Because the table physically cannot be mutated through any user-facing path, the trail an examiner replays a decision from is tamper-evident by design. "No mutation without an audit row" is enforced at the layer that's hardest to bypass.
5. If you're building hiring AI
AuraHire is a thesis system, but the constraints that shaped it generalize to any AI that makes a consequential decision about a person. If I had to compress it into rules I'd hand to anyone building in this space:
- Never let a prompt return free text. Use structured outputs validated by a schema. A score should be an object with components, weights, bands, and evidence — not a sentence you have to parse and trust.
- Never show a score without its evidence. Make the explanation mechanically equal to the math — sum the evidence contributions back to the score — so the "why" can't drift from the "what."
- Enforce fairness upstream, not in a dashboard. Redact identifiers before the model sees them, and flag biased job language before publish. A disparate-impact chart only tells you the harm already happened.
- Don't collect demographics to prove fairness. It contradicts redaction and creates a sensitive dataset you didn't need. Surface aggregate signals (flag counts, override rate) instead.
- Treat redaction as a present-but-withheld signal, never as missing data, or redaction itself becomes a scoring bug.
- Store reproducibility on every decision row — prompt version, model, weights snapshot, raw output — so a historical score stays interpretable after you re-tune the algorithm.

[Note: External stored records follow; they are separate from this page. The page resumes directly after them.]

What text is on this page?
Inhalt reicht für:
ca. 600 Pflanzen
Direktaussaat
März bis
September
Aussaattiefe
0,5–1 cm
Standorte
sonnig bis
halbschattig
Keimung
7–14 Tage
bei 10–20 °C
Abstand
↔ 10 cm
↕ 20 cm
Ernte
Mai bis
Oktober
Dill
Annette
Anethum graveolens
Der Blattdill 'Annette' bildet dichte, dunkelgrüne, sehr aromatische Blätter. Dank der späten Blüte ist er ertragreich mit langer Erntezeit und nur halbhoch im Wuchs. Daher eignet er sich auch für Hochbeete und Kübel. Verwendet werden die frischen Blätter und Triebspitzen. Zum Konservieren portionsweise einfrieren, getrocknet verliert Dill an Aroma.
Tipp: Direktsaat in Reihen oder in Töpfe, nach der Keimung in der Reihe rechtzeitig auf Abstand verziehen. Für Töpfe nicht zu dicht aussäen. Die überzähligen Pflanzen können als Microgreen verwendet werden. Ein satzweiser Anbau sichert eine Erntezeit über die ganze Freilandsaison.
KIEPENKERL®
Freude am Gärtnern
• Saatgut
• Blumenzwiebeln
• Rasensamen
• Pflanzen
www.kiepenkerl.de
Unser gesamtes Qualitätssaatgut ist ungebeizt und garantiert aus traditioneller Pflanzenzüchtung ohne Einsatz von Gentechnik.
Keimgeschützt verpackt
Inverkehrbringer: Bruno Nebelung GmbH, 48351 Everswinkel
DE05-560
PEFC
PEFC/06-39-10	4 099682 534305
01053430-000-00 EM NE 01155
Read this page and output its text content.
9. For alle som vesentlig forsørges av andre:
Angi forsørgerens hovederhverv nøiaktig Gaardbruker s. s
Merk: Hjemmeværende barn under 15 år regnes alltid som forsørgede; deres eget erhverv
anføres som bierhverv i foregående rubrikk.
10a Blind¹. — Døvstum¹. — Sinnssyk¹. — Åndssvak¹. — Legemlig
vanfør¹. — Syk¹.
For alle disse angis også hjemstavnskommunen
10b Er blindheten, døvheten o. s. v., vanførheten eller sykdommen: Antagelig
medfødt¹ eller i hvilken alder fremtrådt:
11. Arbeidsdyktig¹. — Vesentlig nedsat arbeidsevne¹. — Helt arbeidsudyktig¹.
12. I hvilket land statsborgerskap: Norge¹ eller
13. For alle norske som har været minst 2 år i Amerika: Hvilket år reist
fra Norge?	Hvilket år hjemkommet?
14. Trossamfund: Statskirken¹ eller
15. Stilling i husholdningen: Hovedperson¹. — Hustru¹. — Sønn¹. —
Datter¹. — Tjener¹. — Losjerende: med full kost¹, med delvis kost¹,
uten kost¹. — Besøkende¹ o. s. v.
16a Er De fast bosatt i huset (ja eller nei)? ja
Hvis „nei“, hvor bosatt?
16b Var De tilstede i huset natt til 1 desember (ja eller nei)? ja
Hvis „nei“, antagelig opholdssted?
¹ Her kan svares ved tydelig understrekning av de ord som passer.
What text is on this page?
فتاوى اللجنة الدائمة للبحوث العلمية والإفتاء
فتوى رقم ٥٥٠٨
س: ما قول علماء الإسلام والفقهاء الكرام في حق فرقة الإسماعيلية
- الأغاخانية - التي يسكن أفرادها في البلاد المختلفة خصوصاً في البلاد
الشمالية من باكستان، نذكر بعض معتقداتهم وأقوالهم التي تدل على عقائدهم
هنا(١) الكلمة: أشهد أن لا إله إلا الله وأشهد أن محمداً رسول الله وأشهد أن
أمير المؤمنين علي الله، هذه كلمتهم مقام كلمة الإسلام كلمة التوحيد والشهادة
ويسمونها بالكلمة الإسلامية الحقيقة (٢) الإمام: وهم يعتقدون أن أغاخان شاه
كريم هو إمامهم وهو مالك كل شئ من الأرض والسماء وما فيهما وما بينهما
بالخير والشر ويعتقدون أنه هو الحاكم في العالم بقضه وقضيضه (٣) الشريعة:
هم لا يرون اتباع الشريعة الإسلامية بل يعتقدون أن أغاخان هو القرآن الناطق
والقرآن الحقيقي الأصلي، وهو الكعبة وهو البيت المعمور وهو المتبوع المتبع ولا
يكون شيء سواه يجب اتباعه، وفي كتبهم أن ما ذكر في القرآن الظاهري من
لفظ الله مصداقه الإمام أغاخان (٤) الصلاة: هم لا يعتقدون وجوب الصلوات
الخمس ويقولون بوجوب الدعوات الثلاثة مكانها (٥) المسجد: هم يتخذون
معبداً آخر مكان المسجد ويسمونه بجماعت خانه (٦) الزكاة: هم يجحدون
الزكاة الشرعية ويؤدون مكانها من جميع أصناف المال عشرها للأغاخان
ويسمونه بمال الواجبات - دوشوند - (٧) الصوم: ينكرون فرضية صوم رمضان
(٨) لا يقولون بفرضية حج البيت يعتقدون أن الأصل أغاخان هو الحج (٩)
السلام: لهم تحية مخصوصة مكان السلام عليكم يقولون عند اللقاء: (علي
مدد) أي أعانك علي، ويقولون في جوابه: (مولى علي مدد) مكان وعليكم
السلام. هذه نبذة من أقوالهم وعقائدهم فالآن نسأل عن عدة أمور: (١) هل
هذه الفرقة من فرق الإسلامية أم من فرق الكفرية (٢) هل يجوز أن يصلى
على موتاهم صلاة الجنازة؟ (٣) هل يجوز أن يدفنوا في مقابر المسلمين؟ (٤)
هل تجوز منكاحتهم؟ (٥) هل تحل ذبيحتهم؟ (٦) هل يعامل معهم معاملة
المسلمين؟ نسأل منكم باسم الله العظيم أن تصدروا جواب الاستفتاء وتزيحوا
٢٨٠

- Make the database the last line of defense. Row-Level Security on every user-data table, and an append-only audit log with no user-facing write path. Don't rely on the application layer alone.
- Make re-tuning a deliberate, inspectable act. Preview the impact of a weight change before saving, and require a written reason for every override. Quiet edits to a scoring algorithm are how bias creeps back in.
None of this makes an AI hiring decision perfect — no system can promise that. What it does is make the decision defensible: every score shows its work, every resume is scrubbed before a model judges it, and every consequential action leaves a trail you can replay. For something as consequential as deciding who gets a shot at a job, that's the floor, not the ceiling.